Published by Finews.asia – 25th Sep 2017
Following a week where it sold CommInsure to AIA then announced a review of its asset management unit, is Australia’s largest bank about sell again?
There is strong belief that Commonwealth Bank of Australia (CBA) is about put up the for sale sign on its financial planning businesses Count Financial and Financial Wisdom.
CBA bought Count Financial in August 2011 for $373 million, creating one of the biggest financial planning forces in the country and Australia’s largest network of accounting based advisory firms. Earlier this year finews.asia reported that its its chief executive, David Lane, who had been running the business since its purchase by CBA, decided to jump ship to Perpetual.
Wealth Management Weakness
CBA recently appointed a replacement, plucked from the bank’s specialist home and mobile lending business, with a lesser title of general manager. Well placed sources according to «The Sydney Morning Herald» say Count has been a disappointment and that a clean up, including impairments is inevitable.

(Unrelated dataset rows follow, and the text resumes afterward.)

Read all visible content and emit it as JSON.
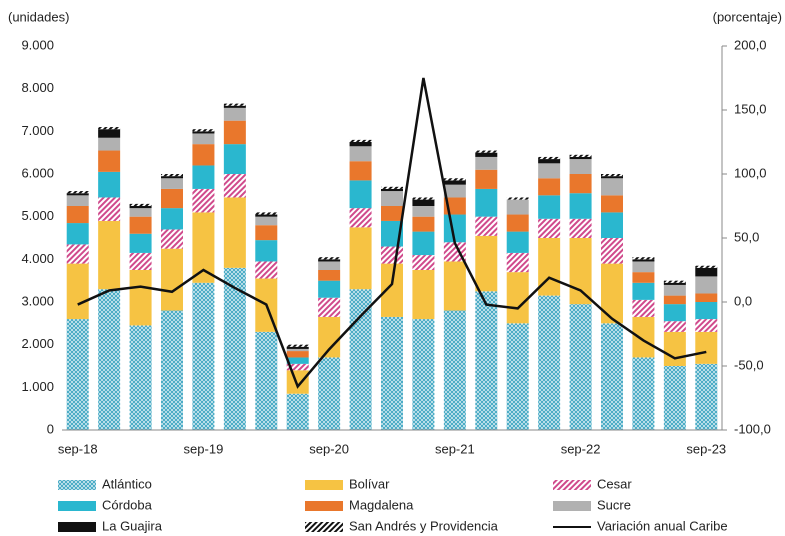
{
  "chart_data": {
    "type": "bar",
    "y_label": "(unidades)",
    "y2_label": "(porcentaje)",
    "categories": [
      "sep-18",
      null,
      null,
      null,
      "sep-19",
      null,
      null,
      null,
      "sep-20",
      null,
      null,
      null,
      "sep-21",
      null,
      null,
      null,
      "sep-22",
      null,
      null,
      null,
      "sep-23"
    ],
    "stacked": true,
    "series": [
      {
        "name": "Atlántico",
        "type": "bar",
        "color": "#4bacc6",
        "fill_style": "crosshatch",
        "values": [
          2600,
          3300,
          2450,
          2800,
          3450,
          3800,
          2300,
          850,
          1700,
          3300,
          2650,
          2600,
          2800,
          3250,
          2500,
          3150,
          2950,
          2500,
          1700,
          1500,
          1550
        ]
      },
      {
        "name": "Bolívar",
        "type": "bar",
        "color": "#f6c343",
        "fill_style": "solid",
        "values": [
          1300,
          1600,
          1300,
          1450,
          1650,
          1650,
          1250,
          550,
          950,
          1450,
          1250,
          1150,
          1150,
          1300,
          1200,
          1350,
          1550,
          1400,
          950,
          800,
          750
        ]
      },
      {
        "name": "Cesar",
        "type": "bar",
        "color": "#d04a8c",
        "fill_style": "diagonal",
        "values": [
          450,
          550,
          400,
          450,
          550,
          550,
          400,
          150,
          450,
          450,
          400,
          350,
          450,
          450,
          450,
          450,
          450,
          600,
          400,
          250,
          300
        ]
      },
      {
        "name": "Córdoba",
        "type": "bar",
        "color": "#2ab7cf",
        "fill_style": "solid",
        "values": [
          500,
          600,
          450,
          500,
          550,
          700,
          500,
          150,
          400,
          650,
          600,
          550,
          650,
          650,
          500,
          550,
          600,
          600,
          400,
          400,
          400
        ]
      },
      {
        "name": "Magdalena",
        "type": "bar",
        "color": "#e9772c",
        "fill_style": "solid",
        "values": [
          400,
          500,
          400,
          450,
          500,
          550,
          350,
          150,
          250,
          450,
          350,
          350,
          400,
          450,
          400,
          400,
          450,
          400,
          250,
          200,
          200
        ]
      },
      {
        "name": "Sucre",
        "type": "bar",
        "color": "#b1b1b1",
        "fill_style": "solid",
        "values": [
          250,
          300,
          200,
          250,
          250,
          300,
          200,
          50,
          200,
          350,
          350,
          250,
          300,
          300,
          350,
          350,
          350,
          400,
          250,
          250,
          400
        ]
      },
      {
        "name": "La Guajira",
        "type": "bar",
        "color": "#111111",
        "fill_style": "solid",
        "values": [
          50,
          200,
          50,
          50,
          50,
          50,
          50,
          50,
          50,
          100,
          50,
          150,
          100,
          100,
          0,
          100,
          50,
          50,
          50,
          50,
          200
        ]
      },
      {
        "name": "San Andrés y Providencia",
        "type": "bar",
        "color": "#111111",
        "fill_style": "diagonal",
        "values": [
          50,
          50,
          50,
          50,
          50,
          50,
          50,
          50,
          50,
          50,
          50,
          50,
          50,
          50,
          50,
          50,
          50,
          50,
          50,
          50,
          50
        ]
      },
      {
        "name": "Variación anual Caribe",
        "type": "line",
        "axis": "y2",
        "color": "#111111",
        "values": [
          -2,
          9,
          12,
          8,
          25,
          11,
          -2,
          -66,
          -37,
          -11,
          14,
          175,
          46,
          -2,
          -5,
          19,
          9,
          -13,
          -30,
          -44,
          -39
        ]
      }
    ],
    "ylim": [
      0,
      9000
    ],
    "yticks": [
      0,
      {
        "value": 1000,
        "label": "1.000"
      },
      {
        "value": 2000,
        "label": "2.000"
      },
      {
        "value": 3000,
        "label": "3.000"
      },
      {
        "value": 4000,
        "label": "4.000"
      },
      {
        "value": 5000,
        "label": "5.000"
      },
      {
        "value": 6000,
        "label": "6.000"
      },
      {
        "value": 7000,
        "label": "7.000"
      },
      {
        "value": 8000,
        "label": "8.000"
      },
      {
        "value": 9000,
        "label": "9.000"
      }
    ],
    "y2lim": [
      -100,
      200
    ],
    "y2ticks": [
      {
        "value": -100,
        "label": "-100,0"
      },
      {
        "value": -50,
        "label": "-50,0"
      },
      {
        "value": 0,
        "label": "0,0"
      },
      {
        "value": 50,
        "label": "50,0"
      },
      {
        "value": 100,
        "label": "100,0"
      },
      {
        "value": 150,
        "label": "150,0"
      },
      {
        "value": 200,
        "label": "200,0"
      }
    ],
    "grid": false,
    "legend": "bottom"
  }
}
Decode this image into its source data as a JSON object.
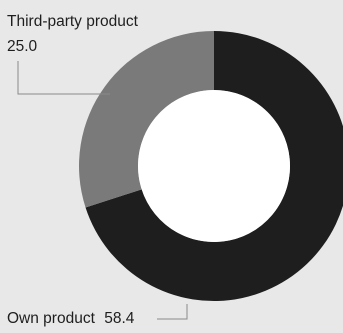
{
  "chart_data": {
    "type": "pie",
    "donut": true,
    "slices": [
      {
        "label": "Third-party product",
        "value": 25.0,
        "value_text": "25.0",
        "color": "#7a7a7a"
      },
      {
        "label": "Own product",
        "value": 58.4,
        "value_text": "58.4",
        "color": "#1e1e1e"
      }
    ],
    "legend": "none",
    "colors": {
      "background": "#e8e8e8",
      "hole": "#ffffff",
      "text": "#1e1e1e",
      "leader": "#8a8a8a"
    }
  }
}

Michael Venter, who has been elevated to take charge of CBA’s wealth division after Annabel Spring announced her departure, will be responsible for the future of the financial planning operations. He has a lot on his plate.
Driven by Competition
The dilution of the CBA’s wealth management division is being driven by competition, regulation and under-performance. The recent money laundering scandal which spread to Asian jurisdictions has not helped. It is also driven by the realisation that banks do not need to manufacture products to generate revenue from them.